The Senate Scorecard from WISPIRG charted Senators' votes on ten key amendments and on the final bill, approved on May 20. Among the amendments considered were the following:
    The Shelby (R-AL) amendment to severely weaken the proposed Consumer Financial Protection Bureau (Defeated, Public Interest Vote = No).
    The Chambliss (R-GA) amendment to weaken the bill's shadow markets derivatives reforms. (Defeated, Public Interest Vote = No).
    The Carper (D-DE) amendment to weaken authority of state Attorneys General to protect the public. (Approved, Public Interest Vote = No).

“Looking at how a Senator votes on one final passage vote isn't enough,” said Lathrop. “The Senate spent weeks taking critical votes on whether to improve the bill for Main Street, or, at the behest of powerful Wall Street lobbyists, to eviscerate reforms. Our scorecard examines important votes for consumers and taxpayers.”

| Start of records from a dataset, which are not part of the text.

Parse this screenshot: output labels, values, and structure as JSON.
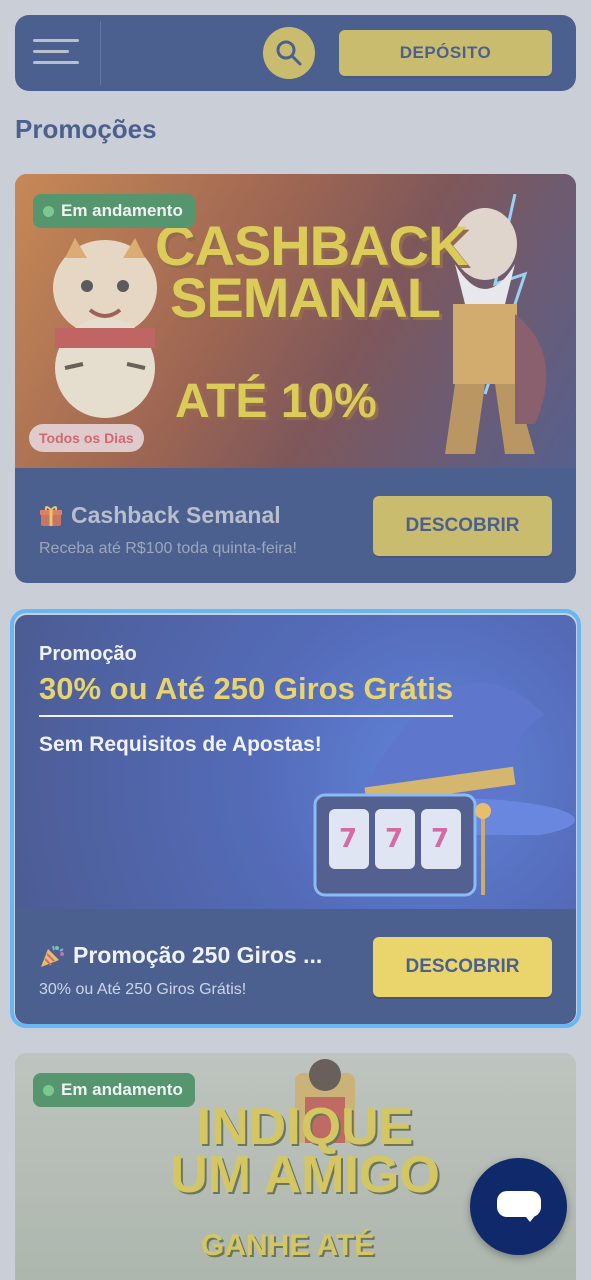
{
  "header": {
    "deposit_label": "DEPÓSITO"
  },
  "page_title": "Promoções",
  "promotions": [
    {
      "status_badge": "Em andamento",
      "banner_heading": "CASHBACK SEMANAL",
      "banner_highlight": "ATÉ 10%",
      "banner_tag": "Todos os Dias",
      "icon": "gift-icon",
      "title": "Cashback Semanal",
      "subtitle": "Receba até R$100 toda quinta-feira!",
      "button_label": "DESCOBRIR"
    },
    {
      "banner_label": "Promoção",
      "banner_heading": "30% ou Até 250 Giros Grátis",
      "banner_sub": "Sem Requisitos de Apostas!",
      "icon": "party-popper-icon",
      "title": "Promoção 250 Giros ...",
      "subtitle": "30% ou Até 250 Giros Grátis!",
      "button_label": "DESCOBRIR"
    },
    {
      "status_badge": "Em andamento",
      "banner_heading": "INDIQUE UM AMIGO",
      "banner_sub": "GANHE ATÉ"
    }
  ],
  "colors": {
    "navy": "#0f2a6b",
    "gold_button": "#f6d637",
    "highlight_border": "#3aa8ff",
    "badge_green": "#1d7a3a"
  }
}
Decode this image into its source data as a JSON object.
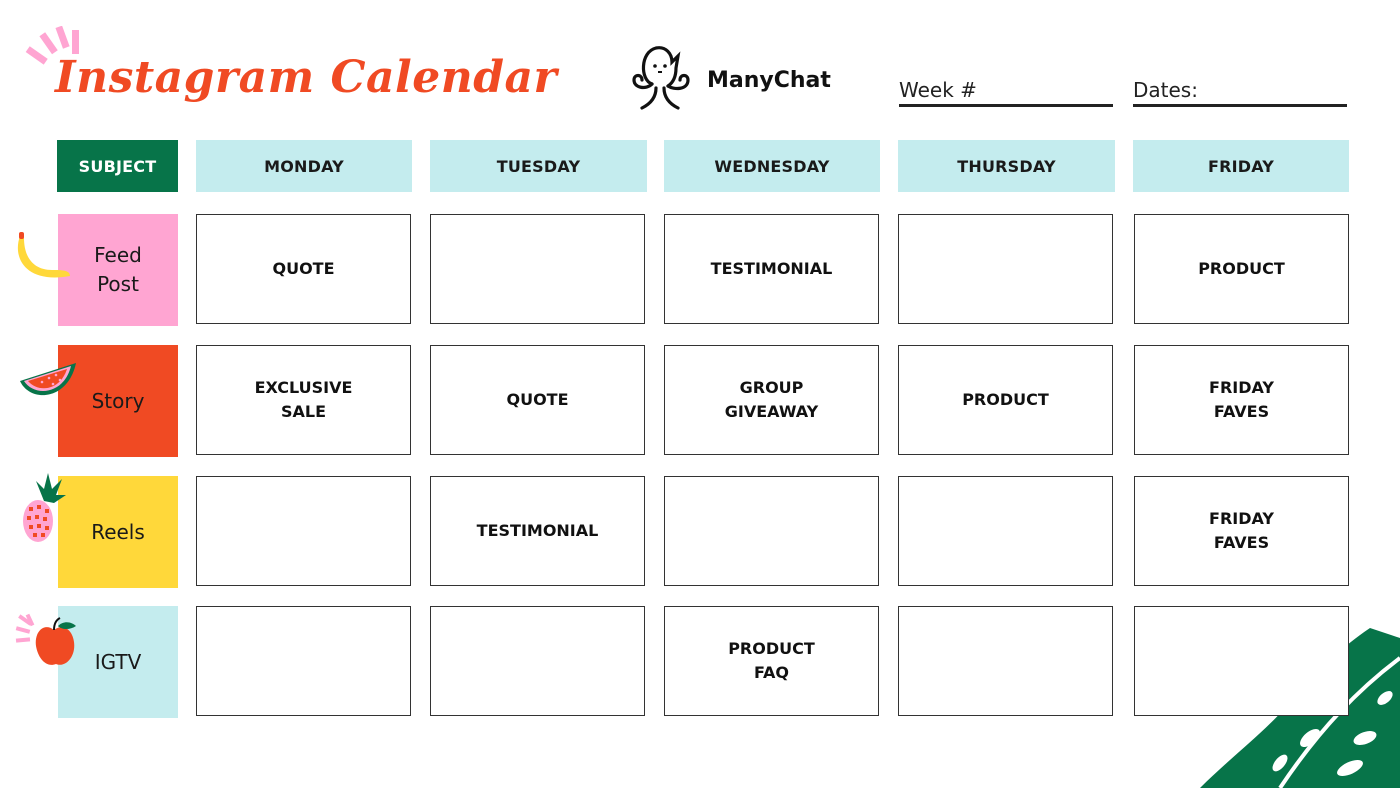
{
  "header": {
    "title": "Instagram Calendar",
    "brand": "ManyChat",
    "week_label": "Week #",
    "week_value": "",
    "dates_label": "Dates:",
    "dates_value": ""
  },
  "colors": {
    "title": "#f04a23",
    "subject_header": "#077449",
    "day_header": "#c4ecee",
    "feed_post": "#ffa5d2",
    "story": "#f04a23",
    "reels": "#ffd83a",
    "igtv": "#c4ecee",
    "leaf": "#077449"
  },
  "columns": {
    "subject": "SUBJECT",
    "days": [
      "MONDAY",
      "TUESDAY",
      "WEDNESDAY",
      "THURSDAY",
      "FRIDAY"
    ]
  },
  "rows": [
    {
      "label": "Feed\nPost",
      "icon": "banana-icon",
      "cells": [
        "QUOTE",
        "",
        "TESTIMONIAL",
        "",
        "PRODUCT"
      ]
    },
    {
      "label": "Story",
      "icon": "watermelon-icon",
      "cells": [
        "EXCLUSIVE\nSALE",
        "QUOTE",
        "GROUP\nGIVEAWAY",
        "PRODUCT",
        "FRIDAY\nFAVES"
      ]
    },
    {
      "label": "Reels",
      "icon": "pineapple-icon",
      "cells": [
        "",
        "TESTIMONIAL",
        "",
        "",
        "FRIDAY\nFAVES"
      ]
    },
    {
      "label": "IGTV",
      "icon": "apple-icon",
      "cells": [
        "",
        "",
        "PRODUCT\nFAQ",
        "",
        ""
      ]
    }
  ]
}
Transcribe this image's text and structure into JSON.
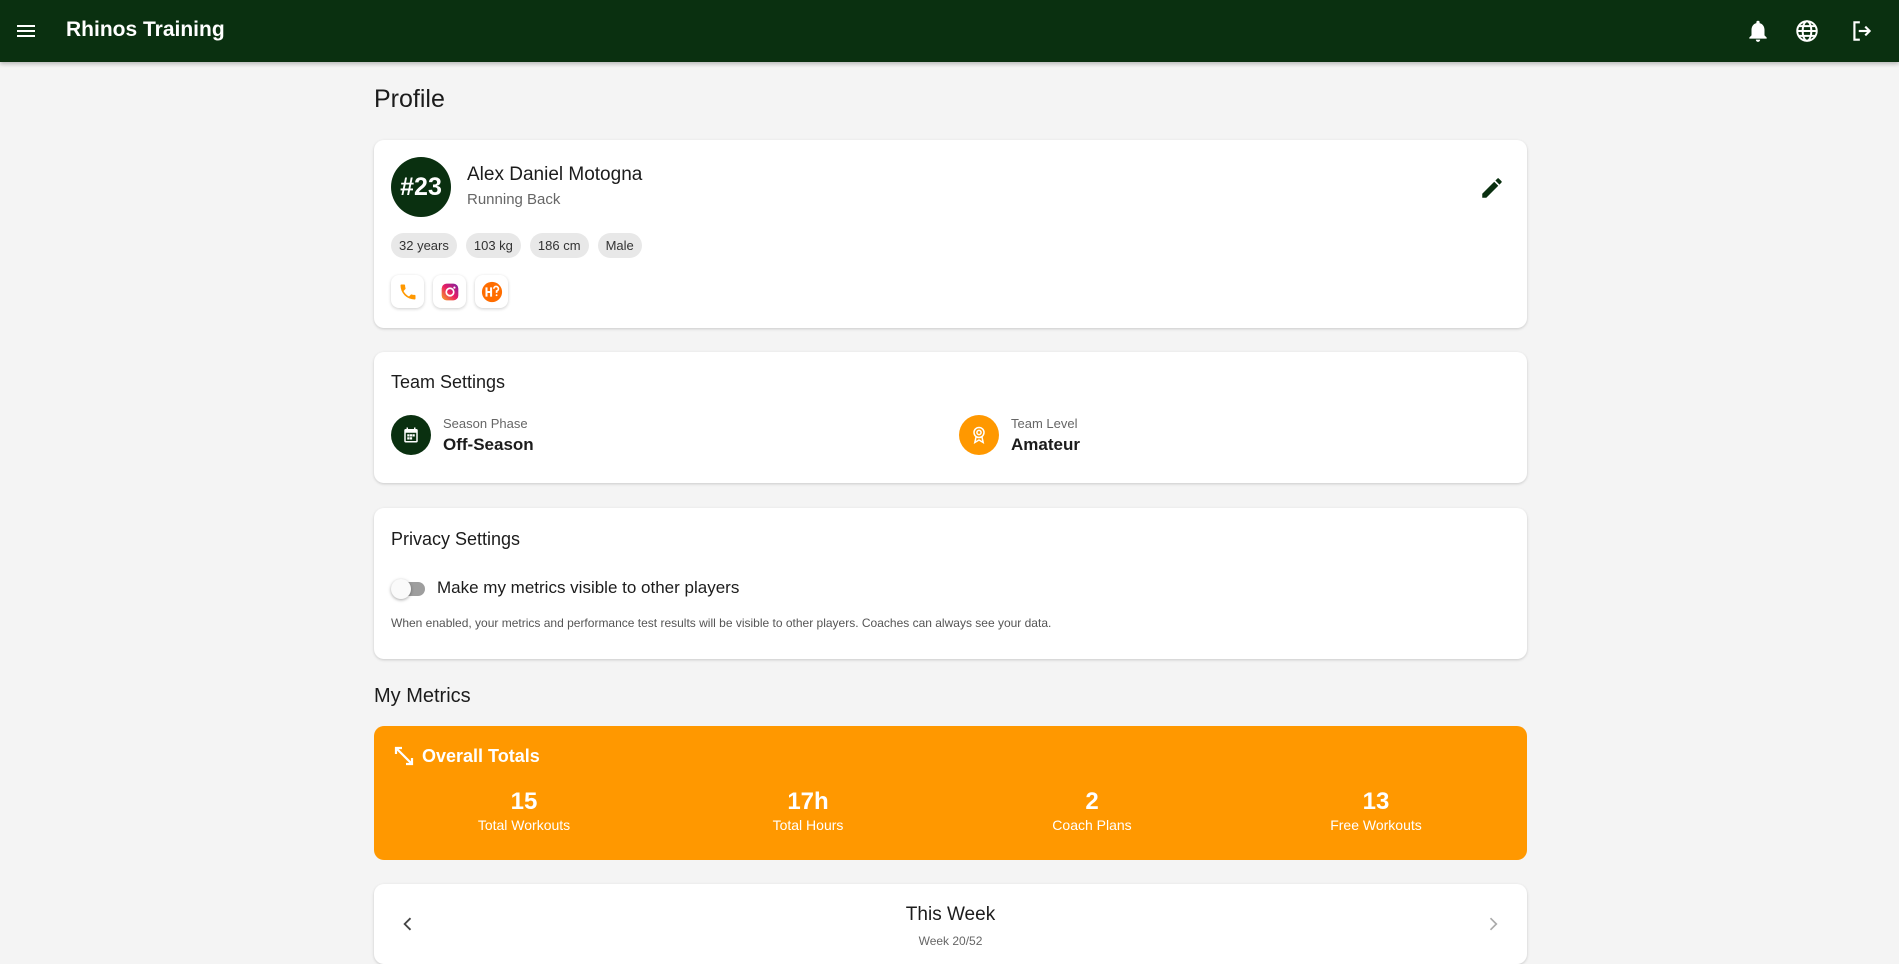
{
  "header": {
    "app_title": "Rhinos Training",
    "icons": [
      "menu-icon",
      "bell-icon",
      "globe-icon",
      "logout-icon"
    ]
  },
  "page": {
    "title": "Profile"
  },
  "profile": {
    "number": "#23",
    "name": "Alex Daniel Motogna",
    "position": "Running Back",
    "chips": [
      "32 years",
      "103 kg",
      "186 cm",
      "Male"
    ],
    "socials": [
      "phone-icon",
      "instagram-icon",
      "hudl-icon"
    ]
  },
  "team_settings": {
    "title": "Team Settings",
    "season_phase": {
      "label": "Season Phase",
      "value": "Off-Season",
      "color": "#0a3010"
    },
    "team_level": {
      "label": "Team Level",
      "value": "Amateur",
      "color": "#ff9800"
    }
  },
  "privacy": {
    "title": "Privacy Settings",
    "toggle_label": "Make my metrics visible to other players",
    "toggle_on": false,
    "note": "When enabled, your metrics and performance test results will be visible to other players. Coaches can always see your data."
  },
  "metrics": {
    "section_title": "My Metrics",
    "totals": {
      "title": "Overall Totals",
      "stats": [
        {
          "value": "15",
          "label": "Total Workouts"
        },
        {
          "value": "17h",
          "label": "Total Hours"
        },
        {
          "value": "2",
          "label": "Coach Plans"
        },
        {
          "value": "13",
          "label": "Free Workouts"
        }
      ]
    },
    "week": {
      "title": "This Week",
      "subtitle": "Week 20/52"
    }
  },
  "colors": {
    "primary": "#0a3010",
    "accent": "#ff9800",
    "background": "#f4f4f4"
  }
}
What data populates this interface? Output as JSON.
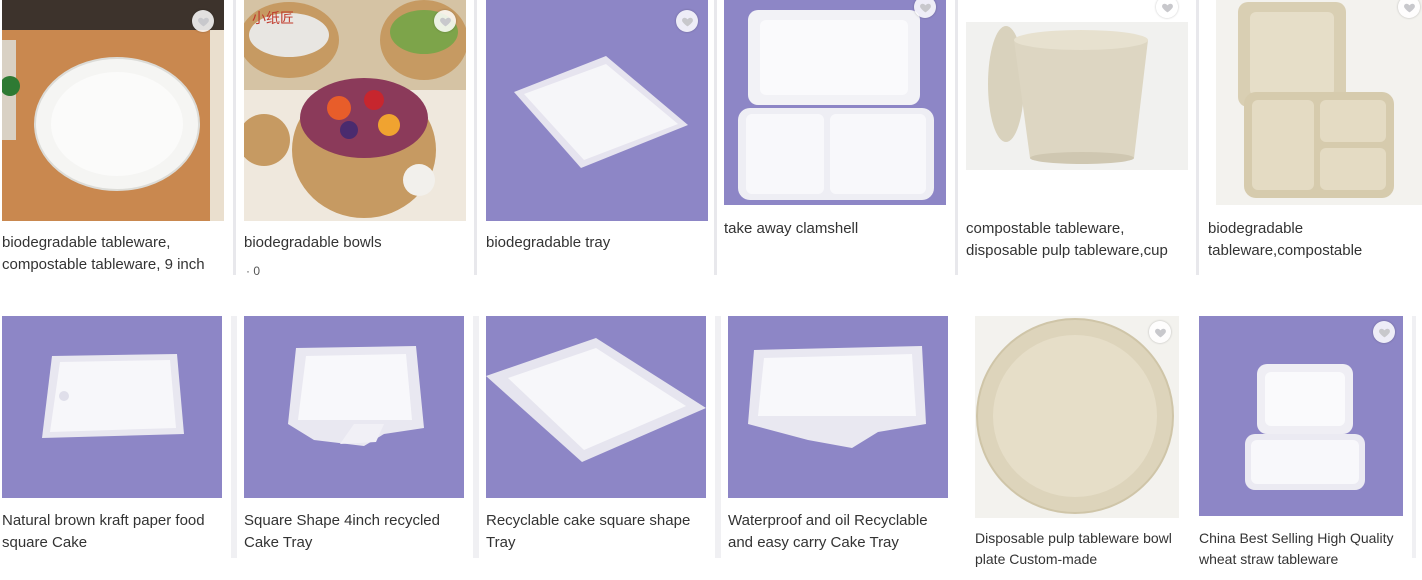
{
  "colors": {
    "lavender": "#8f88c8",
    "heart": "#c8c8cc"
  },
  "products": [
    {
      "name": "biodegradable tableware, compostable tableware, 9 inch"
    },
    {
      "name": "biodegradable bowls"
    },
    {
      "name": "biodegradable tray"
    },
    {
      "name": "take away clamshell"
    },
    {
      "name": "compostable tableware, disposable pulp tableware,cup"
    },
    {
      "name": "biodegradable tableware,compostable"
    },
    {
      "name": "Natural brown kraft paper food square Cake"
    },
    {
      "name": "Square Shape 4inch recycled Cake Tray"
    },
    {
      "name": "Recyclable cake square shape Tray"
    },
    {
      "name": "Waterproof and oil Recyclable and easy carry Cake Tray"
    },
    {
      "name": "Disposable pulp tableware bowl plate Custom-made"
    },
    {
      "name": "China Best Selling High Quality wheat straw tableware"
    }
  ],
  "brand_mark": "小纸匠",
  "favorite_icon": "heart-icon",
  "price_stub": "· 0"
}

The legislation must now be reconciled with a similar bill approved by the House in December. For example, both bills include an independent consumer agency, and while the House bill would carve out car dealers from its oversight, the Senate bill would subject the agency to “paralysis-by-analysis” requirements. The Senate bill's reforms of the derivatives markets are stronger, but Wall Street lobbyists are lined up to weaken them.

“We will urge the House and Senate conference committee to take the strongest reforms from each bill, so that Main Street consumers who have lost millions of jobs and trillions of dollars in home equity and retirement savings will be protected from future meltdowns caused by greedy Wall Street bankers,” concluded Lathrop.